Von den Forderungen und sonstigen Vermögensgegenständen haben TEUR 0 (Vj.: TEUR 0) eine Restlaufzeit von mehr als einem Jahr. Die Forderungen gegen verbundene Unternehmen betrafen im Vorjahr Forderungen aus Lieferungen und Leistungen. Flüssige Mittel Es liegen flüssige Mitteln in Höhe von TEUR 2.845 (Vj.: TEUR 2.464) vor. Gezeichnetes Kapital Das gezeichnete Kapital in Höhe von EUR 100.000,00 ist vollständig eingezahlt.
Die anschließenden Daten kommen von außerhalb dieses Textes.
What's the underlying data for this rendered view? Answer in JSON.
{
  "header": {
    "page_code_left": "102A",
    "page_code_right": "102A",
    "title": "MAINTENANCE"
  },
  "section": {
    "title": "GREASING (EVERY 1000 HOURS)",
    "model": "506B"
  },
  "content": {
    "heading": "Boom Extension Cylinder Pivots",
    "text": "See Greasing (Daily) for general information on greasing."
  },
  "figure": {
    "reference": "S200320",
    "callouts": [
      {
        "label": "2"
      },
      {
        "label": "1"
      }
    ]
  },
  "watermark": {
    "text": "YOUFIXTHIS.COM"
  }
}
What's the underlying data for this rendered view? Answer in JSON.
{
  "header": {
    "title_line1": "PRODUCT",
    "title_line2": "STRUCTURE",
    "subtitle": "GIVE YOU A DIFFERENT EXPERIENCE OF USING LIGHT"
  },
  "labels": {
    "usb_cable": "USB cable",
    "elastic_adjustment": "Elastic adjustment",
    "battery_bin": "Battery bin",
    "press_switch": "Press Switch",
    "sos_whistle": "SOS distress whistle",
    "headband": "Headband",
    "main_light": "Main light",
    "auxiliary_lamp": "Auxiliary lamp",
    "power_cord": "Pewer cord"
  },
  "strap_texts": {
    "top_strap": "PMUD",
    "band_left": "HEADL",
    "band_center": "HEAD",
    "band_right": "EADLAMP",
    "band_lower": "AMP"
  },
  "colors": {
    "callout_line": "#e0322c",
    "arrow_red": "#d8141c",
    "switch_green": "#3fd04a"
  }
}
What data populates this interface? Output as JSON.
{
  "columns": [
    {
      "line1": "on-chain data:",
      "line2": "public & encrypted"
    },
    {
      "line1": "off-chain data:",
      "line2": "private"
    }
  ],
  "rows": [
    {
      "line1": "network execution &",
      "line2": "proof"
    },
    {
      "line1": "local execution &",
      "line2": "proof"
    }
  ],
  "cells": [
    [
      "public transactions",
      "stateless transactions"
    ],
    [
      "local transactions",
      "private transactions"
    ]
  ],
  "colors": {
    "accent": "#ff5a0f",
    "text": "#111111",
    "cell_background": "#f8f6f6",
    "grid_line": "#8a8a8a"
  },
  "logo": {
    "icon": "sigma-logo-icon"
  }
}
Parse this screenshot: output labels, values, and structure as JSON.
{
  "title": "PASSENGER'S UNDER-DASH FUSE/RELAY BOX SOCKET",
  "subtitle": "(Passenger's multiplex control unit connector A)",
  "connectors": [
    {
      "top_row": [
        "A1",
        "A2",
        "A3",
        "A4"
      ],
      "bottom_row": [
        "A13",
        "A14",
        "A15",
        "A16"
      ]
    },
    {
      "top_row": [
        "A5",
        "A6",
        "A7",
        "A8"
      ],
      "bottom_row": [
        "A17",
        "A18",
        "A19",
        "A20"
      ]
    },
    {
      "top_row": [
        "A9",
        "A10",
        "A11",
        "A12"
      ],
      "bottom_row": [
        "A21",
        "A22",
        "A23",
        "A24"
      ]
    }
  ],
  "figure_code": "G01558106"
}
Rückstellungen Die sonstigen Rückstellungen enthalten im Wesentlichen Beträge für nachlaufende Rechnungen (TERU 840; Vj.: TEUR 0), Gewährleistungsverpflichtungen (TEUR 110; Vj.: TEUR 159), ungewisse Verbindlichkeiten (TEUR 202; Vj.: TEUR 282), für drohende Verluste (TEUR 55; Vj.: TEUR 15), für Jahresabschlusskosten (TEUR 50; Vj.: TEUR 49), für Aufbewahrungspflichten (TEUR 6; Vj.: TEUR 6), sowie für Personalverpflichtungen (TEUR 130; Vj.: TEUR 161). Neben Einzelrisiken werden pauschale Gewährleistungsrückstellungen passiviert. Diese werden in Höhe von 0,25% der gewährleistungspflichtigen Umsatzerlöse der letzten beiden Jahre gebildet. Verbindlichkeiten Die Zusammensetzung der Fälligkeiten ist dem beigefügten Verbindlichkeitenspiegel zu entnehmen.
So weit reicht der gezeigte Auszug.